Figure 1. Laurdan dye as an indicator of cell membrane lipid order and ratiometric imaging.

Laurdan (6-Dodecanoyl-2-dimethylaminonaphthalene) is a lipophilic dye capable of partitioning into cell phospholipid membranes (A). When excited at the 405 nm laser line, Laurdan emits fluorescence at 450 nm when the cell membrane is in the gel/liquid ordered phase (l_o; left panel), and redshifts to 500 nm when the cell membrane is in the liquid disordered phase (l_d; right panel). hIAPP monomers, oligomers and amyloid fibrils are predicted to cause lipid disorder (A). Intensity shifts between the ordered and disordered channels can be quantified as generalised polarisation (GP) values. A flowchart outlining the calculation of GP values from raw ratiometric confocal images in the ordered and disordered channels is represented by (B).

Figure 2. Characterisation of hIAPP species.

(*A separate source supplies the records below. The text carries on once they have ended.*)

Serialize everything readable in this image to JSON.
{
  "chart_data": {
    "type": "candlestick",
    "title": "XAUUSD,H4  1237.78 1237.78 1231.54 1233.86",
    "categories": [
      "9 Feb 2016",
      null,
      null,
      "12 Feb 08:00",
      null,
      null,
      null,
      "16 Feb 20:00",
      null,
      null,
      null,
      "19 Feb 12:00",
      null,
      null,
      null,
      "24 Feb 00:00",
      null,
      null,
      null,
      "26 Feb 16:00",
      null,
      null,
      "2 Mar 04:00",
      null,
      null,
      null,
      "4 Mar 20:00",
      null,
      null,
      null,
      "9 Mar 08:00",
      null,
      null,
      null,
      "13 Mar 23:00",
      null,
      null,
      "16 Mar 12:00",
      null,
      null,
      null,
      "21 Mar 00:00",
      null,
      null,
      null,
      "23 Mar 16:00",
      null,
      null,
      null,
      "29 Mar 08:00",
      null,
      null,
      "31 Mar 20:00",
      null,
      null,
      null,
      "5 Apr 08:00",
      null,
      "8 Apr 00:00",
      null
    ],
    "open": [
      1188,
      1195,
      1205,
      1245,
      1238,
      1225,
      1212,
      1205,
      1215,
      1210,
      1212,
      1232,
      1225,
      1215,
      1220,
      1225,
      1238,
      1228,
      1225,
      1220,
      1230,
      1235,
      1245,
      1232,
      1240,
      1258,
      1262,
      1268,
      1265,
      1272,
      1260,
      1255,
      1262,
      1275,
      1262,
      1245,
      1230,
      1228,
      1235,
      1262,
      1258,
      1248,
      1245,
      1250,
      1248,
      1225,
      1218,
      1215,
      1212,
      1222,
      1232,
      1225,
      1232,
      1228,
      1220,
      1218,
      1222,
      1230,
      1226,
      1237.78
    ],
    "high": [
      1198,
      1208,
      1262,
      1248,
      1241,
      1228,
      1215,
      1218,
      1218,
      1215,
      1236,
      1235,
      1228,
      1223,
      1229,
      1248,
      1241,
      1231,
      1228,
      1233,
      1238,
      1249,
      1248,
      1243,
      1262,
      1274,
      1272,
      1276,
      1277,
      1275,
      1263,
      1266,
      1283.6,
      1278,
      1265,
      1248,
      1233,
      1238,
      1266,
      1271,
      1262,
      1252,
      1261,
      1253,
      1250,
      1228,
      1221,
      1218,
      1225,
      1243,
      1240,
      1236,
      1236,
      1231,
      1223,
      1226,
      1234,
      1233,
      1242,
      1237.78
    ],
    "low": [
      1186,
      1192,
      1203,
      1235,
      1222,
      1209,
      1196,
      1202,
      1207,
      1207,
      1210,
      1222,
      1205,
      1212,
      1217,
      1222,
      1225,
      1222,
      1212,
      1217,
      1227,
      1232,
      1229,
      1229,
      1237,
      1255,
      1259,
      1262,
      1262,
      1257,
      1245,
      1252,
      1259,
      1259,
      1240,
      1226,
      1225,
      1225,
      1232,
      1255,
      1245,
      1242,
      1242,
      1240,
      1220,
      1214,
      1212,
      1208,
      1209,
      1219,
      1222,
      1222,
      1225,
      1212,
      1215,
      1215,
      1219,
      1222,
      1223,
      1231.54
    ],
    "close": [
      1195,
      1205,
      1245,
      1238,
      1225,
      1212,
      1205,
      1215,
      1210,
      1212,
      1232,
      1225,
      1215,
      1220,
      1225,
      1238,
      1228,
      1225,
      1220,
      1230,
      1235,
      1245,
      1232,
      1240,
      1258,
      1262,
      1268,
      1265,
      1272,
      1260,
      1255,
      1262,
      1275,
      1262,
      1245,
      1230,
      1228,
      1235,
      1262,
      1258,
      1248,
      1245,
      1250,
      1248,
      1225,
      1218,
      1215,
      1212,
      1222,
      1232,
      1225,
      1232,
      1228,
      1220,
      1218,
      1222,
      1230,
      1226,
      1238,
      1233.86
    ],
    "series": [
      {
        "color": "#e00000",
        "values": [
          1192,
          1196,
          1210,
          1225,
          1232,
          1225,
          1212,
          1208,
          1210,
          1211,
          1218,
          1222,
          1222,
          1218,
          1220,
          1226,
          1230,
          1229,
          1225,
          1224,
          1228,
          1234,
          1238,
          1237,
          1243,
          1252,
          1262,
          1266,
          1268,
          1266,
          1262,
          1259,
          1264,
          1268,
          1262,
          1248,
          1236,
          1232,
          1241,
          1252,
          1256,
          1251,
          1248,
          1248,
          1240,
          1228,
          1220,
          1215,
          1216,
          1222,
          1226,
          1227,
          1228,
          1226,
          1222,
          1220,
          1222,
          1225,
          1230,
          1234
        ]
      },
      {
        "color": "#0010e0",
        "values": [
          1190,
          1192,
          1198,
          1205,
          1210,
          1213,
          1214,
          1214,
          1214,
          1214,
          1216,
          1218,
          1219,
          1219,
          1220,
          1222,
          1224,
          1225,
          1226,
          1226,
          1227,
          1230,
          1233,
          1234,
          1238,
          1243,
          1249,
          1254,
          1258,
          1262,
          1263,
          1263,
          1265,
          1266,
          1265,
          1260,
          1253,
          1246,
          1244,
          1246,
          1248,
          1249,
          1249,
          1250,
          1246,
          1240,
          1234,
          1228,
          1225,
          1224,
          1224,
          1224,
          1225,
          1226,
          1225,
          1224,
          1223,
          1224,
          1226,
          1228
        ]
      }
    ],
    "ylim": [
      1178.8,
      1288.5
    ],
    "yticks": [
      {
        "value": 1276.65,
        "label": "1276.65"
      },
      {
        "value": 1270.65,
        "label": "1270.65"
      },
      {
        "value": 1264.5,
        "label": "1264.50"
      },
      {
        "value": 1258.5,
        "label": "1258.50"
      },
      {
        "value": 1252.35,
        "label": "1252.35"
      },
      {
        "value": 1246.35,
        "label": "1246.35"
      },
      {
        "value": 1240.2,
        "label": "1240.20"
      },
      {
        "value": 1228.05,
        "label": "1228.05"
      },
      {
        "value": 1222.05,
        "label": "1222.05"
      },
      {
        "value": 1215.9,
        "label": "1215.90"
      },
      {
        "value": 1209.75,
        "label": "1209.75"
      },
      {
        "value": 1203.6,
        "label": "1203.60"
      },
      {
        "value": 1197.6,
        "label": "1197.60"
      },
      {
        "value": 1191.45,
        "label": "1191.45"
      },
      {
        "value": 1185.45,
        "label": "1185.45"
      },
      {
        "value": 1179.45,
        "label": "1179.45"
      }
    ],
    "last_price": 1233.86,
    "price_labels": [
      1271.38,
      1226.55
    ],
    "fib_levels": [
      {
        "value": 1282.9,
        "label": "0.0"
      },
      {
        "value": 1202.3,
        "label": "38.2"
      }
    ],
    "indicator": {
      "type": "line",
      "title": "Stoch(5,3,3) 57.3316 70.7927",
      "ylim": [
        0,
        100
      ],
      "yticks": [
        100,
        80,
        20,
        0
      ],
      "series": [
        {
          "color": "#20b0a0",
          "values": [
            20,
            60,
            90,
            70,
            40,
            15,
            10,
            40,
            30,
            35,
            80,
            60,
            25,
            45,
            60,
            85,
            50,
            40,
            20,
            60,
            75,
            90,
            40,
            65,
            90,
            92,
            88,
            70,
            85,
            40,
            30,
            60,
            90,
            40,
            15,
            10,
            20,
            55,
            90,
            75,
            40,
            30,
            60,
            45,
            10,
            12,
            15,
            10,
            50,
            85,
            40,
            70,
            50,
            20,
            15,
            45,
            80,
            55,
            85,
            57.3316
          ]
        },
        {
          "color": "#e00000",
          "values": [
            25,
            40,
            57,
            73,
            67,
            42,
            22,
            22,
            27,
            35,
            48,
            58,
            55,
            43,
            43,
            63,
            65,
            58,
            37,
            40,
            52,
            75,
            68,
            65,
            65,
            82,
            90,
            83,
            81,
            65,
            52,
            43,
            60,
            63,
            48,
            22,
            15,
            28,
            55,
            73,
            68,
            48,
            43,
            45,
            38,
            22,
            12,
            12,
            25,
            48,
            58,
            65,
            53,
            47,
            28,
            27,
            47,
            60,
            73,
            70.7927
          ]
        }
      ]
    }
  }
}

(A) Dynamic light scattering shows that monomeric hIAPP (0 min) readily aggregated to form large fibrils in aqueous solution over time (450 min), but was stabilised in oligomeric form by resveratrol. (B) TEM images of mature amyloid fibrils and plaques (2 weeks old). The characteristic helical structure of the fibrils can be seen in the lower image.

Figure 3. Ratiometric imaging of MIN6 cells treated for 2 h with fresh and stabilised oligomeric hIAPP, as well as mature hIAPP amyloid.

The shift in GP values for MIN6 cells labelled with Laurdan dye was recorded over 2 h (B). Blue channel = l_o phase; green channel = l_d phase; greyscale channel = live/bright-field; blue-green channel = merge. Inset panels represent merged channels. Arrows indicate signs of unhealthy cells, including shrinkage, blebbing/cytoplasm leakage, and membrane disorder. Scale bars: 40 μm.

Figure 4. Viability and ROS production in MIN6 cells treated with fresh, stabilised oligomeric and mature amyloid hIAPP.

MIN6 cells were left untreated (control) or incubated with fresh hIAPP, stable oligomeric hIAPP, mature amyloid or resveratrol alone. (A) Cell viability after 24 h of treatment was evaluated by Hoechst-33342 (blue) as a live stain, and propidium iodide (red) as a dead stain. White arrows indicate propidium iodide positive cells. Data shown are means and SEM of 3 independent experiments. *P < 0.05. Scale bar: 100 μm. (B) ROS positive cells were identified by DCFDA staining after treatment for 2 and 4 h. Representative FACS profiles after 2 h treatment are shown. H₂O₂ (1.96 mM) was used as positive control. Data shown are means and SEM of 4–6 independent experiments, *P < 0.05, ***P < 0.001.